Elder Waddell said, “Your mission (motherhood) will become holy ground to you. You will witness the miracle of conversion as the Spirit works through you to touch the hearts of those you teach (your children).” I have been feeling motherhood become sacred ground to me. It is a holy work I am doing, although sometimes the drudgery distracts me from that holiness.
Then Elder Waddell went on to describe how to prepare to be a missionary (or mother). He said that “Becoming an effective servant of the Lord (i.e., mother) will require more than being set apart (married), putting on a name tag (getting pregnant), or entering a missionary training center (bearing children). It is a process that begins long before you are referred to as “Elder” (“Mother”).”
I was preparing for motherhood from the time I was about 11 or 12. I loved listening to General Conference talks about motherhood, I loved studying the mothers of the scriptures, the pioneer mothers, my own mothers, young mothers I knew (my Young Womens’ leaders and the moms of the kids I babysat). I read parenting books when I was still a kid (I was a little bit of a nerd – but I really wanted to know how to be the best mom since I knew that was what I wanted to do more than anything else in the world!). I read the part about teaching kids in Teaching, No Greater Call.

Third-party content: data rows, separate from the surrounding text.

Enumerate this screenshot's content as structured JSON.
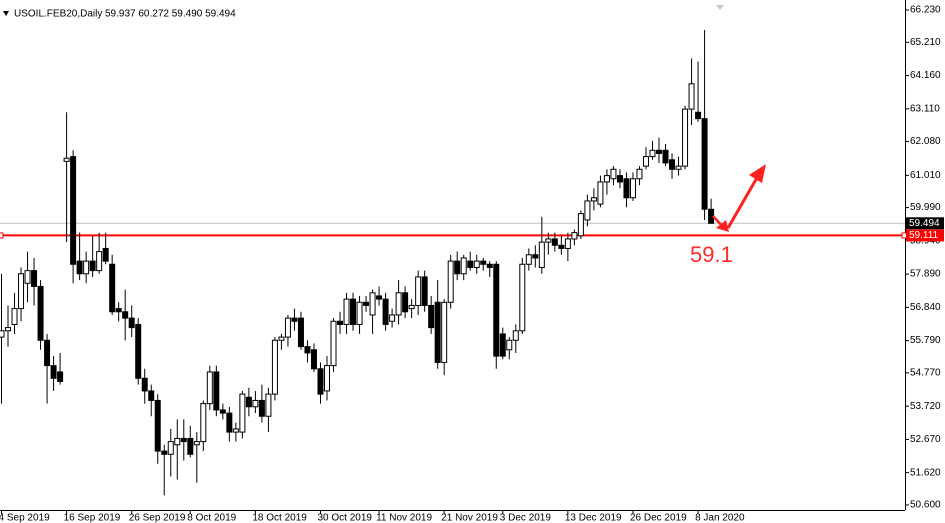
{
  "chart_data": {
    "type": "candlestick",
    "title": "USOIL.FEB20,Daily",
    "header_values": "59.937 60.272 59.490 59.494",
    "annotation": "59.1",
    "bull_color": "#ffffff",
    "bear_color": "#000000",
    "outline_color": "#000000",
    "ylim": [
      50.44,
      66.546
    ],
    "yticks": [
      {
        "value": 66.23,
        "label": "66.230"
      },
      {
        "value": 65.21,
        "label": "65.210"
      },
      {
        "value": 64.16,
        "label": "64.160"
      },
      {
        "value": 63.11,
        "label": "63.110"
      },
      {
        "value": 62.08,
        "label": "62.080"
      },
      {
        "value": 61.01,
        "label": "61.010"
      },
      {
        "value": 59.99,
        "label": "59.990"
      },
      {
        "value": 58.94,
        "label": "58.940"
      },
      {
        "value": 57.89,
        "label": "57.890"
      },
      {
        "value": 56.84,
        "label": "56.840"
      },
      {
        "value": 55.79,
        "label": "55.790"
      },
      {
        "value": 54.77,
        "label": "54.770"
      },
      {
        "value": 53.72,
        "label": "53.720"
      },
      {
        "value": 52.67,
        "label": "52.670"
      },
      {
        "value": 51.62,
        "label": "51.620"
      },
      {
        "value": 50.6,
        "label": "50.600"
      }
    ],
    "hlines": [
      {
        "value": 59.494,
        "label": "59.494",
        "color": "#c0c0c0",
        "box_color": "#000000"
      },
      {
        "value": 59.111,
        "label": "59.111",
        "color": "#ff0000",
        "box_color": "#ff0000"
      }
    ],
    "x": [
      "4 Sep 2019",
      null,
      null,
      null,
      null,
      null,
      null,
      null,
      null,
      null,
      "16 Sep 2019",
      null,
      null,
      null,
      null,
      null,
      null,
      null,
      null,
      null,
      "26 Sep 2019",
      null,
      null,
      null,
      null,
      null,
      null,
      null,
      null,
      "8 Oct 2019",
      null,
      null,
      null,
      null,
      null,
      null,
      null,
      null,
      null,
      "18 Oct 2019",
      null,
      null,
      null,
      null,
      null,
      null,
      null,
      null,
      null,
      "30 Oct 2019",
      null,
      null,
      null,
      null,
      null,
      null,
      null,
      null,
      "11 Nov 2019",
      null,
      null,
      null,
      null,
      null,
      null,
      null,
      null,
      null,
      "21 Nov 2019",
      null,
      null,
      null,
      null,
      null,
      null,
      null,
      null,
      "3 Dec 2019",
      null,
      null,
      null,
      null,
      null,
      null,
      null,
      null,
      null,
      "13 Dec 2019",
      null,
      null,
      null,
      null,
      null,
      null,
      null,
      null,
      null,
      "26 Dec 2019",
      null,
      null,
      null,
      null,
      null,
      null,
      null,
      null,
      null,
      "8 Jan 2020",
      null
    ],
    "candles": [
      {
        "o": 55.9,
        "h": 57.9,
        "l": 53.8,
        "c": 56.1
      },
      {
        "o": 56.1,
        "h": 56.9,
        "l": 55.6,
        "c": 56.2
      },
      {
        "o": 56.3,
        "h": 57.3,
        "l": 56.0,
        "c": 56.8
      },
      {
        "o": 56.8,
        "h": 58.1,
        "l": 56.4,
        "c": 57.9
      },
      {
        "o": 57.6,
        "h": 58.6,
        "l": 57.0,
        "c": 58.0
      },
      {
        "o": 58.0,
        "h": 58.4,
        "l": 56.9,
        "c": 57.5
      },
      {
        "o": 57.5,
        "h": 57.7,
        "l": 55.5,
        "c": 55.8
      },
      {
        "o": 55.8,
        "h": 56.0,
        "l": 53.8,
        "c": 55.0
      },
      {
        "o": 55.0,
        "h": 55.3,
        "l": 54.2,
        "c": 54.6
      },
      {
        "o": 54.8,
        "h": 55.4,
        "l": 54.4,
        "c": 54.5
      },
      {
        "o": 61.45,
        "h": 63.0,
        "l": 58.9,
        "c": 61.55
      },
      {
        "o": 61.6,
        "h": 61.8,
        "l": 57.6,
        "c": 58.2
      },
      {
        "o": 58.3,
        "h": 59.2,
        "l": 57.7,
        "c": 57.9
      },
      {
        "o": 57.9,
        "h": 58.6,
        "l": 57.6,
        "c": 58.3
      },
      {
        "o": 58.3,
        "h": 59.1,
        "l": 57.8,
        "c": 58.0
      },
      {
        "o": 58.0,
        "h": 59.2,
        "l": 57.9,
        "c": 58.6
      },
      {
        "o": 58.7,
        "h": 59.2,
        "l": 58.2,
        "c": 58.3
      },
      {
        "o": 58.2,
        "h": 58.5,
        "l": 56.6,
        "c": 56.7
      },
      {
        "o": 56.8,
        "h": 57.0,
        "l": 56.4,
        "c": 56.7
      },
      {
        "o": 56.7,
        "h": 57.4,
        "l": 55.8,
        "c": 56.5
      },
      {
        "o": 56.5,
        "h": 56.9,
        "l": 55.9,
        "c": 56.2
      },
      {
        "o": 56.3,
        "h": 56.5,
        "l": 54.4,
        "c": 54.6
      },
      {
        "o": 54.6,
        "h": 54.9,
        "l": 53.8,
        "c": 54.2
      },
      {
        "o": 54.2,
        "h": 54.4,
        "l": 53.4,
        "c": 53.9
      },
      {
        "o": 53.9,
        "h": 54.1,
        "l": 51.9,
        "c": 52.3
      },
      {
        "o": 52.3,
        "h": 52.5,
        "l": 50.9,
        "c": 52.2
      },
      {
        "o": 52.2,
        "h": 53.0,
        "l": 51.5,
        "c": 52.6
      },
      {
        "o": 52.5,
        "h": 53.3,
        "l": 51.4,
        "c": 52.7
      },
      {
        "o": 52.7,
        "h": 53.3,
        "l": 52.0,
        "c": 52.6
      },
      {
        "o": 52.7,
        "h": 53.1,
        "l": 52.1,
        "c": 52.2
      },
      {
        "o": 52.5,
        "h": 52.9,
        "l": 51.3,
        "c": 52.6
      },
      {
        "o": 52.6,
        "h": 53.9,
        "l": 52.3,
        "c": 53.8
      },
      {
        "o": 53.8,
        "h": 55.0,
        "l": 53.6,
        "c": 54.8
      },
      {
        "o": 54.8,
        "h": 55.0,
        "l": 53.4,
        "c": 53.6
      },
      {
        "o": 53.6,
        "h": 53.8,
        "l": 53.3,
        "c": 53.5
      },
      {
        "o": 53.5,
        "h": 53.7,
        "l": 52.6,
        "c": 52.9
      },
      {
        "o": 52.9,
        "h": 53.2,
        "l": 52.6,
        "c": 53.0
      },
      {
        "o": 52.9,
        "h": 54.2,
        "l": 52.7,
        "c": 54.1
      },
      {
        "o": 54.0,
        "h": 54.3,
        "l": 53.4,
        "c": 53.7
      },
      {
        "o": 53.7,
        "h": 54.2,
        "l": 53.5,
        "c": 53.9
      },
      {
        "o": 53.9,
        "h": 54.4,
        "l": 53.2,
        "c": 53.4
      },
      {
        "o": 53.4,
        "h": 54.3,
        "l": 52.9,
        "c": 54.1
      },
      {
        "o": 54.1,
        "h": 55.9,
        "l": 53.9,
        "c": 55.8
      },
      {
        "o": 55.8,
        "h": 56.0,
        "l": 55.5,
        "c": 55.9
      },
      {
        "o": 55.9,
        "h": 56.6,
        "l": 55.6,
        "c": 56.5
      },
      {
        "o": 56.5,
        "h": 56.8,
        "l": 56.1,
        "c": 56.4
      },
      {
        "o": 56.5,
        "h": 56.7,
        "l": 55.5,
        "c": 55.6
      },
      {
        "o": 55.6,
        "h": 55.8,
        "l": 55.1,
        "c": 55.4
      },
      {
        "o": 55.5,
        "h": 55.7,
        "l": 54.8,
        "c": 54.9
      },
      {
        "o": 54.9,
        "h": 55.1,
        "l": 53.8,
        "c": 54.1
      },
      {
        "o": 54.2,
        "h": 55.3,
        "l": 53.9,
        "c": 55.0
      },
      {
        "o": 55.0,
        "h": 56.5,
        "l": 54.8,
        "c": 56.4
      },
      {
        "o": 56.4,
        "h": 56.7,
        "l": 56.0,
        "c": 56.3
      },
      {
        "o": 56.3,
        "h": 57.3,
        "l": 56.0,
        "c": 57.1
      },
      {
        "o": 57.1,
        "h": 57.3,
        "l": 56.1,
        "c": 56.3
      },
      {
        "o": 56.3,
        "h": 57.2,
        "l": 56.0,
        "c": 57.0
      },
      {
        "o": 57.0,
        "h": 57.2,
        "l": 56.7,
        "c": 56.9
      },
      {
        "o": 56.6,
        "h": 57.4,
        "l": 56.0,
        "c": 57.3
      },
      {
        "o": 57.2,
        "h": 57.5,
        "l": 56.9,
        "c": 57.1
      },
      {
        "o": 57.1,
        "h": 57.3,
        "l": 56.1,
        "c": 56.3
      },
      {
        "o": 56.4,
        "h": 56.8,
        "l": 56.2,
        "c": 56.6
      },
      {
        "o": 56.6,
        "h": 57.7,
        "l": 56.3,
        "c": 57.3
      },
      {
        "o": 57.3,
        "h": 57.5,
        "l": 56.5,
        "c": 56.7
      },
      {
        "o": 56.8,
        "h": 57.1,
        "l": 56.5,
        "c": 56.9
      },
      {
        "o": 56.9,
        "h": 58.0,
        "l": 56.6,
        "c": 57.8
      },
      {
        "o": 57.8,
        "h": 58.0,
        "l": 56.7,
        "c": 56.9
      },
      {
        "o": 56.9,
        "h": 57.2,
        "l": 56.0,
        "c": 56.2
      },
      {
        "o": 57.0,
        "h": 57.7,
        "l": 54.9,
        "c": 55.1
      },
      {
        "o": 55.1,
        "h": 57.1,
        "l": 54.7,
        "c": 57.0
      },
      {
        "o": 57.0,
        "h": 58.5,
        "l": 56.8,
        "c": 58.3
      },
      {
        "o": 58.3,
        "h": 58.6,
        "l": 57.7,
        "c": 57.9
      },
      {
        "o": 57.9,
        "h": 58.5,
        "l": 57.7,
        "c": 58.4
      },
      {
        "o": 58.3,
        "h": 58.6,
        "l": 58.0,
        "c": 58.1
      },
      {
        "o": 58.1,
        "h": 58.5,
        "l": 57.9,
        "c": 58.3
      },
      {
        "o": 58.3,
        "h": 58.4,
        "l": 58.0,
        "c": 58.2
      },
      {
        "o": 58.2,
        "h": 58.3,
        "l": 57.8,
        "c": 58.1
      },
      {
        "o": 58.2,
        "h": 58.3,
        "l": 54.9,
        "c": 55.3
      },
      {
        "o": 56.0,
        "h": 56.2,
        "l": 55.2,
        "c": 55.3
      },
      {
        "o": 55.5,
        "h": 55.9,
        "l": 55.2,
        "c": 55.8
      },
      {
        "o": 55.8,
        "h": 56.3,
        "l": 55.4,
        "c": 56.1
      },
      {
        "o": 56.1,
        "h": 58.4,
        "l": 56.0,
        "c": 58.2
      },
      {
        "o": 58.2,
        "h": 58.7,
        "l": 58.0,
        "c": 58.5
      },
      {
        "o": 58.5,
        "h": 58.8,
        "l": 58.1,
        "c": 58.4
      },
      {
        "o": 58.1,
        "h": 59.7,
        "l": 57.9,
        "c": 58.9
      },
      {
        "o": 58.9,
        "h": 59.2,
        "l": 58.5,
        "c": 59.0
      },
      {
        "o": 59.0,
        "h": 59.2,
        "l": 58.6,
        "c": 58.8
      },
      {
        "o": 58.8,
        "h": 59.1,
        "l": 58.5,
        "c": 58.7
      },
      {
        "o": 58.7,
        "h": 59.2,
        "l": 58.3,
        "c": 59.0
      },
      {
        "o": 59.0,
        "h": 59.3,
        "l": 58.8,
        "c": 59.2
      },
      {
        "o": 59.1,
        "h": 59.9,
        "l": 59.0,
        "c": 59.8
      },
      {
        "o": 59.6,
        "h": 60.4,
        "l": 59.4,
        "c": 60.2
      },
      {
        "o": 60.2,
        "h": 60.6,
        "l": 59.9,
        "c": 60.3
      },
      {
        "o": 60.1,
        "h": 61.0,
        "l": 60.0,
        "c": 60.8
      },
      {
        "o": 60.8,
        "h": 61.2,
        "l": 60.4,
        "c": 61.0
      },
      {
        "o": 60.9,
        "h": 61.3,
        "l": 60.7,
        "c": 61.2
      },
      {
        "o": 61.0,
        "h": 61.2,
        "l": 60.6,
        "c": 60.8
      },
      {
        "o": 60.9,
        "h": 61.1,
        "l": 60.0,
        "c": 60.3
      },
      {
        "o": 60.3,
        "h": 61.1,
        "l": 60.2,
        "c": 60.9
      },
      {
        "o": 60.9,
        "h": 61.3,
        "l": 60.7,
        "c": 61.2
      },
      {
        "o": 61.3,
        "h": 61.9,
        "l": 61.2,
        "c": 61.6
      },
      {
        "o": 61.6,
        "h": 62.1,
        "l": 61.5,
        "c": 61.8
      },
      {
        "o": 61.8,
        "h": 62.2,
        "l": 61.4,
        "c": 61.7
      },
      {
        "o": 61.8,
        "h": 62.0,
        "l": 61.3,
        "c": 61.4
      },
      {
        "o": 61.5,
        "h": 61.7,
        "l": 60.9,
        "c": 61.2
      },
      {
        "o": 61.2,
        "h": 61.6,
        "l": 61.0,
        "c": 61.3
      },
      {
        "o": 61.3,
        "h": 63.2,
        "l": 61.2,
        "c": 63.1
      },
      {
        "o": 63.1,
        "h": 64.7,
        "l": 62.6,
        "c": 63.9
      },
      {
        "o": 63.0,
        "h": 64.6,
        "l": 62.7,
        "c": 62.8
      },
      {
        "o": 62.8,
        "h": 65.6,
        "l": 59.6,
        "c": 59.94
      },
      {
        "o": 59.937,
        "h": 60.272,
        "l": 59.49,
        "c": 59.494
      }
    ]
  }
}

But I love the “prerequisites” Elder Waddell points out for missionaries, because I think they are more important than anything you could read in a parenting book.
“Arrive on your mission (in motherhood) with your own testimony of the Book of Mormon.” If you are going to be raising children who know, you have to be a mother who knows. A mother who knows that the Book of Mormon is true.
“Arrive on your mission (in motherhood) worthy of the companionship of the Holy Ghost.” There is nothing I can think of that has helped me be a better mother than that companionship. Nothing I have ever read or learned about motherhood has been as beneficial as having the Holy Ghost as my constant companion to teach me how to love and teach my children. Every day I fall to my knees asking the Father to give me the Holy Ghost to inspire me to say the right things, to have enough patience, to hug at the right times and to talk at the right times. I can’t do it alone. All of the books and articles and talks I have read (whether by General Authorities, LDS or secular authors) cannot even begin to fill the void that would be there if I didn’t have that companionship.
“Arrive on your mission (in motherhood) ready to work.” Well, this goes without saying. Motherhood is hard work. Before that baby arrives you have to be fully prepared to work. And I don’t mean just changing diapers and cleaning up messes. I mean the emotional, mental, and spiritual work that it takes to raise a child to the Lord. We have to be active parents, teaching our children the gospel and how to be functional human beings. And it is exhausting (and I only have two, and they are still young! I just don’t know how Susan and Monserrat feel – but I am sure it is more exhausted than I have ever felt!)
In case I didn’t say it already – I am extremely grateful for all the women I know who have served missions. They are amazing examples to me. I am also grateful for the opportunity I have to be a mother, and that I can know that I can prepare myself and serve a different kind of mission as a mother.
Did you serve a mission before you became a mother? How has it helped you be a better mother? If you didn’t serve a mission before motherhood – like me – how have you learned from the examples of other missionaries, or from the purpose of missionaries?